Course ID: DOTNET-802
Subject: The Digital Evidence

Beginners use Console.WriteLine or plain text logs. Seniors use Structured Logging (Serilog). This turns your logs into a searchable database instead of a messy text file.


🏗️ Step 1: The “Messy Text” Problem

Imagine you have 1 million logs that look like this: [2024-04-21] INFO: User Alice logged in from IP 1.2.3.4

The Problem: You want to find every user who logged in from that IP. You have to use “Grep” or complex text searching. It’s slow and error-prone.


🏗️ Step 2: The Structured Solution (JSON)

In Structured Logging, we save logs as Objects.

🧩 The Analogy: The Spreadsheet vs. The Diary

  • Plain Text Log: Like a Diary. You have to read every page to find a specific event.
  • Structured Log: Like a Spreadsheet.

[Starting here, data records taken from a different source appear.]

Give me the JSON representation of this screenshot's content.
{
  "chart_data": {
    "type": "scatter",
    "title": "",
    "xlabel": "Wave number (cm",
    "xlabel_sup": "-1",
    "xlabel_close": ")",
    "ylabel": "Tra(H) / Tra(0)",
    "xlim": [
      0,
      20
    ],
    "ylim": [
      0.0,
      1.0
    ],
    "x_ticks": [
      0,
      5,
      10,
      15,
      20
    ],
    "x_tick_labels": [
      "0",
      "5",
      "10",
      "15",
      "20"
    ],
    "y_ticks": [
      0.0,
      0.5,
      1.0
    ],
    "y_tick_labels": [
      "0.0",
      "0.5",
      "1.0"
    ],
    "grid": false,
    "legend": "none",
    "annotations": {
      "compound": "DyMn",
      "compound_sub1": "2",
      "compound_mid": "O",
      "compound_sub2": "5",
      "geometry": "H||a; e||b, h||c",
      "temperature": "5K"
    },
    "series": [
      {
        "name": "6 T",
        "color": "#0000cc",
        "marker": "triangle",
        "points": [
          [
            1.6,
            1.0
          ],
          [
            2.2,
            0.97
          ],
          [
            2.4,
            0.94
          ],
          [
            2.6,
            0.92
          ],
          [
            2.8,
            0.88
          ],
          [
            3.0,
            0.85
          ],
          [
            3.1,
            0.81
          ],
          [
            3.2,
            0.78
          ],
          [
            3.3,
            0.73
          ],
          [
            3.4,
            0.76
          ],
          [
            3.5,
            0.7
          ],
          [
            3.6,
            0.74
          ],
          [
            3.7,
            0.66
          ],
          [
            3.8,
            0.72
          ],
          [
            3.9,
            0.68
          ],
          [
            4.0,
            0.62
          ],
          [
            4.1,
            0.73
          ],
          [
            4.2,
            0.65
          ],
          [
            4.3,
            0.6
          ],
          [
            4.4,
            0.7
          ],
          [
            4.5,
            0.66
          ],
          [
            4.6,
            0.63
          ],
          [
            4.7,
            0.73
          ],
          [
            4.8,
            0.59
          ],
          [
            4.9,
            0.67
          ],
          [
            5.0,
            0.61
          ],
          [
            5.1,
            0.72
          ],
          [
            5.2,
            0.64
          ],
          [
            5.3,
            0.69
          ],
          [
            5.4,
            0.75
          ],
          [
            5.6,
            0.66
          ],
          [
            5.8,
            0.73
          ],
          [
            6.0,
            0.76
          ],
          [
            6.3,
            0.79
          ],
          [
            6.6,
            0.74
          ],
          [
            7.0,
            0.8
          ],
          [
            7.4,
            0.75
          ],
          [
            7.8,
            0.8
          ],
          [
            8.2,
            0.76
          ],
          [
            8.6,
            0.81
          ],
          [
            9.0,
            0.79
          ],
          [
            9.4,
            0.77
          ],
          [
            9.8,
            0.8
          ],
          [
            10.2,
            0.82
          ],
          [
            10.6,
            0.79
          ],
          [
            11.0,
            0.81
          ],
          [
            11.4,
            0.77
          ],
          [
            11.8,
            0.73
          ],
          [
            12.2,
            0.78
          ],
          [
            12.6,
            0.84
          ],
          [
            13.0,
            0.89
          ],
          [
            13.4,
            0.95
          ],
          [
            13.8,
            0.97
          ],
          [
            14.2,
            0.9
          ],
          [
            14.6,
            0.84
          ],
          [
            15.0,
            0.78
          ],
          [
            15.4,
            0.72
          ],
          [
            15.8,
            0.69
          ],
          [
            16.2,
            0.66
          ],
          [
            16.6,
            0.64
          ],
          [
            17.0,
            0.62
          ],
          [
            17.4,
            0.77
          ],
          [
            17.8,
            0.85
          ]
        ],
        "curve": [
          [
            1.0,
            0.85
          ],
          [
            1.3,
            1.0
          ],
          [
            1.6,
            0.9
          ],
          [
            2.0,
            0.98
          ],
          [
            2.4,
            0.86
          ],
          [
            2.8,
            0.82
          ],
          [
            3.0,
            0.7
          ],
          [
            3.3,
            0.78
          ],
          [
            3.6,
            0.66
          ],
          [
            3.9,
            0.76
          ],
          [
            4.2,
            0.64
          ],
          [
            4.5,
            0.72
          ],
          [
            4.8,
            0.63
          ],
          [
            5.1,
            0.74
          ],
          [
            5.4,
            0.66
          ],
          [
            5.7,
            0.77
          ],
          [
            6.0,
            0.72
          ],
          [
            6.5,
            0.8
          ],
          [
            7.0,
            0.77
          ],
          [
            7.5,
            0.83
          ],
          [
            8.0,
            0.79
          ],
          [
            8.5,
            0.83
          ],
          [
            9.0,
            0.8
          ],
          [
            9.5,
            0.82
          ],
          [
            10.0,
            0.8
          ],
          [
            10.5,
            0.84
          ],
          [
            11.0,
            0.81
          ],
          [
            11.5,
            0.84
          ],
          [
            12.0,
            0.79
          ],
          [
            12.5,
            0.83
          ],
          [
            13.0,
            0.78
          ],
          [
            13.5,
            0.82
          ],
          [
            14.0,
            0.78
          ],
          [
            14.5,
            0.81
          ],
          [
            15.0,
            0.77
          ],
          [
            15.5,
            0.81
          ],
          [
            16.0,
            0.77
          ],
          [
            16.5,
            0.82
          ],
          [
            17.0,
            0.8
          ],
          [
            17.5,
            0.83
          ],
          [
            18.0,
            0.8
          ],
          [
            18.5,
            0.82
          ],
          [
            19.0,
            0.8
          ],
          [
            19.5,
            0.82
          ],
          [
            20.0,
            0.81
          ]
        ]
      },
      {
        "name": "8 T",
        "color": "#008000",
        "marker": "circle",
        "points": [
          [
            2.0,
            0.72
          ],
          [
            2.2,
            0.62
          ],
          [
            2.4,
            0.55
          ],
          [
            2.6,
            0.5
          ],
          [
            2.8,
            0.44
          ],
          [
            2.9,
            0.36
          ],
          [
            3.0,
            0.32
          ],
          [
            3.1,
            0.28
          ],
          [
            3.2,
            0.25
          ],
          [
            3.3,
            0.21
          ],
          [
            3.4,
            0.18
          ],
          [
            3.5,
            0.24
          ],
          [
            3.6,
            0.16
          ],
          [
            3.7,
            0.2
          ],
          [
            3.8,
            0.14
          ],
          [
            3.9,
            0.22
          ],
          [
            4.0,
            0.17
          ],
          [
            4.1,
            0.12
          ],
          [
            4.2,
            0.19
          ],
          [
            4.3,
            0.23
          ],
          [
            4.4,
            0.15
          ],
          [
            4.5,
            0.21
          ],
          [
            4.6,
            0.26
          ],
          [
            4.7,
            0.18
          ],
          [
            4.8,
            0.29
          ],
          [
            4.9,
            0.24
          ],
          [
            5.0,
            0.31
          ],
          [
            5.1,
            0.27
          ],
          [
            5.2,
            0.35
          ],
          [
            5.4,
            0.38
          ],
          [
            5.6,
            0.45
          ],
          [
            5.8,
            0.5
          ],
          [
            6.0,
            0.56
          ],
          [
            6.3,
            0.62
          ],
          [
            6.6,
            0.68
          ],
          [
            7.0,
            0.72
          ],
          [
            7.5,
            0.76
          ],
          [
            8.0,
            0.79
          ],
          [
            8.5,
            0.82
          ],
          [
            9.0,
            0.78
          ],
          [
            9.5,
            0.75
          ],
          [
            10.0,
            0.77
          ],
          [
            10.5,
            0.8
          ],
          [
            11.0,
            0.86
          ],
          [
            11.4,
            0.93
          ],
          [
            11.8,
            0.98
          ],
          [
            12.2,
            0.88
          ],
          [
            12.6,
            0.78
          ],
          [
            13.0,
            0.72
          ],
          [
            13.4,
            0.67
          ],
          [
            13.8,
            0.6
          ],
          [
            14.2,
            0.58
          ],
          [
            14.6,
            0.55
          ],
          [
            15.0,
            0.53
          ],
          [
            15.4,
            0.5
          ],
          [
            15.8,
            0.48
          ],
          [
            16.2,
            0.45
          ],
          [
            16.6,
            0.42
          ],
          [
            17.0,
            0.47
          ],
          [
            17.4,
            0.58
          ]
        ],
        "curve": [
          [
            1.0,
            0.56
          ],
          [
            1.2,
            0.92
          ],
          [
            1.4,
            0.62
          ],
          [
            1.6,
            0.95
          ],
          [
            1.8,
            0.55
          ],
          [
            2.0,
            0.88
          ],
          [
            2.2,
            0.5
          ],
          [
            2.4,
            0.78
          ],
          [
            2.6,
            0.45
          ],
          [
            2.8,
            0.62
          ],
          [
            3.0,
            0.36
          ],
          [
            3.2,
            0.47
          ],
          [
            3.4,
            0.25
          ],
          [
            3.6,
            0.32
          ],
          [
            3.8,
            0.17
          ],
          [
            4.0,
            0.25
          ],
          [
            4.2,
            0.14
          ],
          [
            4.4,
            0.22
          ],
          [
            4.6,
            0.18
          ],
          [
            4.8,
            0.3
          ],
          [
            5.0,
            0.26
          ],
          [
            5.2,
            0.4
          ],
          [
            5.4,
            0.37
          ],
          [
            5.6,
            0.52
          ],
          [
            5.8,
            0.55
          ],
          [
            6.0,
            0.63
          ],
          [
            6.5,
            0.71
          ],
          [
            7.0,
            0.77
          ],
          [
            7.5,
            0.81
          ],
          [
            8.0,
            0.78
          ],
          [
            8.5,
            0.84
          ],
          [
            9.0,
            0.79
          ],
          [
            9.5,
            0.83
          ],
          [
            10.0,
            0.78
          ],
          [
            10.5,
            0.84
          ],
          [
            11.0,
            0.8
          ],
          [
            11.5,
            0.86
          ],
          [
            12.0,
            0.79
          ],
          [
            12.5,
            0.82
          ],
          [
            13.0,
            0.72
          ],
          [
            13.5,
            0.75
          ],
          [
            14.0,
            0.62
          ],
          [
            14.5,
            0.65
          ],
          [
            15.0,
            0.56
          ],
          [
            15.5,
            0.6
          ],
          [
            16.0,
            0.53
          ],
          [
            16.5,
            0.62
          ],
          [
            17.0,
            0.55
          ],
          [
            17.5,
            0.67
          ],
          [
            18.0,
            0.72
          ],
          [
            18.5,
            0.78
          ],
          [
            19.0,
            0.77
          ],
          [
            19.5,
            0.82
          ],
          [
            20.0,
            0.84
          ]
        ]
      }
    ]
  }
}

You can instantly filter the “IP” column to see all matching rows.

In Code (Serilog):

// Instead of this:
Log.Information("User {UserName} logged in from {IP}", "Alice", "1.2.3.4");

// It is saved like this:
{
  "Timestamp": "2024-04-21",
  "Level": "Information",
  "UserName": "Alice",
  "IP": "1.2.3.4"
}

🏗️ Step 3: Why do we use it?

  1. Dashboards: You can build a chart in Grafana or Kibana showing “Logins per Hour” instantly.
  2. Alerting: You can set an alarm: “If I see 50 Failed Logins for the SAME user in 1 minute, send me a Slack message!”

🥅 Module 2 Review

  1. Plain Log: Just text. Good for humans, bad for computers.
  2. Structured Log: Data objects (JSON). Good for both!
  3. Serilog: The standard library for structured logging in .NET.